When an institution creates a tradable financial instrument by combining or pooling different financial assets, such as several mortgages, the securitization process gets started. The issuer then offers investors this collection of repackaged assets. Securitization provides investors with many possibilities and releases funds for creators, both of whom encourage market liquidity.
It is possible to securitize any financial asset and transform it into a tradable and divisible thing with monetary worth. All securities essentially adhere to this description.
Nevertheless, mortgages and other assets that produce receivables, including consumer or commercial debt, are frequently securitized. Contractual debts like car loans and debt from credit card obligations may indeed be gathered together in this process.
What are securitization vehicles and investments?
The term “Securitization Vehicle” refers to a person to whom the company or its affiliates transfer securitization assets to accomplish securitizations, or securitization investments.
A securitization vehicle is also any subsidiary explicitly created for the purpose of buying securitized resources from the corporation and other subsidiaries in transactions that are meant to be true sales. This can be done by further selling those assets to another securitization vehicle.
Cash flows are produced by the securitization vehicle from investment returns. Then, in accordance with the cash flow produced by the underlying funds and properties that are being securitized, the securitization vehicle pays investors interests or earnings.
Securitization investment, on the other hand, is any asset that becomes tradable and can be pooled together with other investments in a single package.
Which securitization vehicles can be used?
The securitization vehicle can be set either as a business or as a management company-managed fund without legal personality. One of the formats below can be used by the securitization company:
- public limited liability company (usually labelled as S.A.);
- private limited liability company (S.ar.l.);
- common limited partnership (SCS);
- special limited partnership (SCSp);
- partnership limited by shares (SCA);
- unlimited company (SENC);
- simplified joint stock company (SAS);
- cooperative company in the form of a public limited liability company (SCSA).
You could have probably seen one or more of these abbreviations in the full name of some corporations ‒ now you know what these mean.
How to invest through a securitization vehicle?
Following these five uncomplicated steps, you can launch your exchange-traded product to the market and grow revenue from securitized assets.
Step one: a thorough research
Securitization can take place on a wide variety of assets.
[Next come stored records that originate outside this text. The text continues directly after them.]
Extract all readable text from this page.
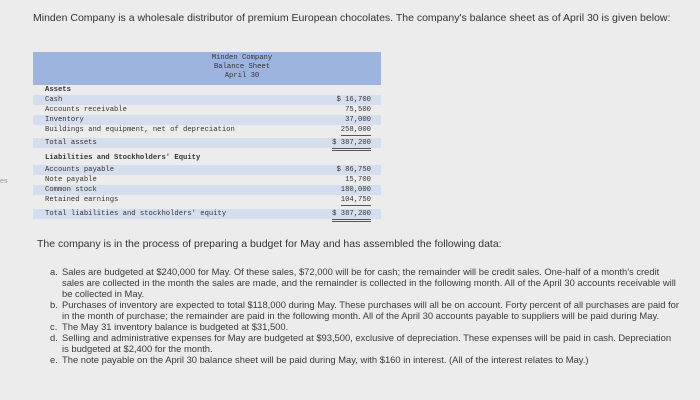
es
Minden Company is a wholesale distributor of premium European chocolates. The company's balance sheet as of April 30 is given below:
Minden Company
Balance Sheet
April 30
Assets
Cash	$ 16,700
Accounts receivable	75,500
Inventory	37,000
Buildings and equipment, net of depreciation	258,000
Total assets	$ 387,200
Liabilities and Stockholders' Equity
Accounts payable	$ 86,750
Note payable	15,700
Common stock	180,000
Retained earnings	104,750
Total liabilities and stockholders' equity	$ 387,200
The company is in the process of preparing a budget for May and has assembled the following data:
a. Sales are budgeted at $240,000 for May. Of these sales, $72,000 will be for cash; the remainder will be credit sales. One-half of a month's credit sales are collected in the month the sales are made, and the remainder is collected in the following month. All of the April 30 accounts receivable will be collected in May.
b. Purchases of inventory are expected to total $118,000 during May. These purchases will all be on account. Forty percent of all purchases are paid for in the month of purchase; the remainder are paid in the following month. All of the April 30 accounts payable to suppliers will be paid during May.
c. The May 31 inventory balance is budgeted at $31,500.
d. Selling and administrative expenses for May are budgeted at $93,500, exclusive of depreciation. These expenses will be paid in cash. Depreciation is budgeted at $2,400 for the month.
e. The note payable on the April 30 balance sheet will be paid during May, with $160 in interest. (All of the interest relates to May.)
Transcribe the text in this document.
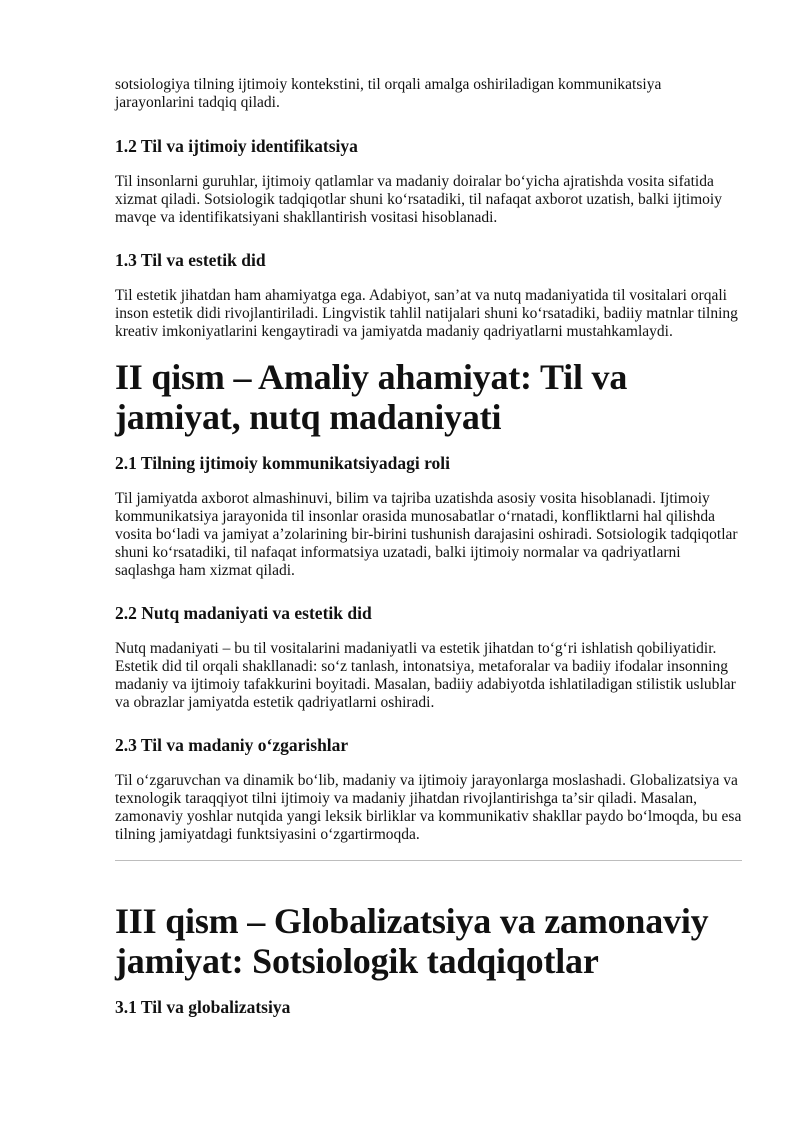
sotsiologiya tilning ijtimoiy kontekstini, til orqali amalga oshiriladigan kommunikatsiya jarayonlarini tadqiq qiladi.

1.2 Til va ijtimoiy identifikatsiya

Til insonlarni guruhlar, ijtimoiy qatlamlar va madaniy doiralar boʻyicha ajratishda vosita sifatida xizmat qiladi. Sotsiologik tadqiqotlar shuni koʻrsatadiki, til nafaqat axborot uzatish, balki ijtimoiy mavqe va identifikatsiyani shakllantirish vositasi hisoblanadi.

1.3 Til va estetik did

Til estetik jihatdan ham ahamiyatga ega. Adabiyot, sanʼat va nutq madaniyatida til vositalari orqali inson estetik didi rivojlantiriladi. Lingvistik tahlil natijalari shuni koʻrsatadiki, badiiy matnlar tilning kreativ imkoniyatlarini kengaytiradi va jamiyatda madaniy qadriyatlarni mustahkamlaydi.

II qism – Amaliy ahamiyat: Til va jamiyat, nutq madaniyati
2.1 Tilning ijtimoiy kommunikatsiyadagi roli

Til jamiyatda axborot almashinuvi, bilim va tajriba uzatishda asosiy vosita hisoblanadi. Ijtimoiy kommunikatsiya jarayonida til insonlar orasida munosabatlar oʻrnatadi, konfliktlarni hal qilishda vosita boʻladi va jamiyat aʼzolarining bir-birini tushunish darajasini oshiradi. Sotsiologik tadqiqotlar shuni koʻrsatadiki, til nafaqat informatsiya uzatadi, balki ijtimoiy normalar va qadriyatlarni saqlashga ham xizmat qiladi.

2.2 Nutq madaniyati va estetik did

Nutq madaniyati – bu til vositalarini madaniyatli va estetik jihatdan toʻgʻri ishlatish qobiliyatidir. Estetik did til orqali shakllanadi: soʻz tanlash, intonatsiya, metaforalar va badiiy ifodalar insonning madaniy va ijtimoiy tafakkurini boyitadi. Masalan, badiiy adabiyotda ishlatiladigan stilistik uslublar va obrazlar jamiyatda estetik qadriyatlarni oshiradi.

2.3 Til va madaniy oʻzgarishlar

Til oʻzgaruvchan va dinamik boʻlib, madaniy va ijtimoiy jarayonlarga moslashadi. Globalizatsiya va texnologik taraqqiyot tilni ijtimoiy va madaniy jihatdan rivojlantirishga taʼsir qiladi. Masalan, zamonaviy yoshlar nutqida yangi leksik birliklar va kommunikativ shakllar paydo boʻlmoqda, bu esa tilning jamiyatdagi funktsiyasini oʻzgartirmoqda.

III qism – Globalizatsiya va zamonaviy jamiyat: Sotsiologik tadqiqotlar
3.1 Til va globalizatsiya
Therefore, examining each situation and providing a unique solution is essential.
After you get in touch with us, we thoroughly analyze and gather data to determine the best course of action.
Step two: signing the engagement letter
The risk management committee then moves on to research and assess the case after the structure is already established.
This is when the engagement letter is signed, which details the terms and circumstances and the range of the tasks to be carried out by Thales Capital Luxembourg.
Step three: structuring and paperwork review
Together with the client, our legal and operational teams create the paperwork necessary to set up the exchange-traded product. We go on to the asset’s onboarding step or designate a personal portfolio manager to do that.
The structure is concluded once the investment vehicle’s key documents have been written and reviewed.
Step four: the listing phase
Securitization of assets has become real at this point. Your investment plan is now rebranded as an exchange-traded product. Now, it is essential to move forward with the listing and make distribution easier.
The securities are also created, configured to meet your goals, and supported by an investing plan that serves as collateral. This is, however, an optional phase.
Step five: the trading process
The issue and listing of the product mark the completion of the asset securitization process. The time has come for its distribution ‒ this is also when the regulators step in, which is a completely new chapter for the product.
Investors can use their strategy through their brokerage accounts with a straightforward subscription purchase of the securities from a variety of custodians and banking systems. A series of different assets are made more accessible and globalized through asset securitization in order to attract more investors. A broker-dealer, for instance, can easily and safely expand its reach into global markets by developing an exchange-traded product that gives investors more access.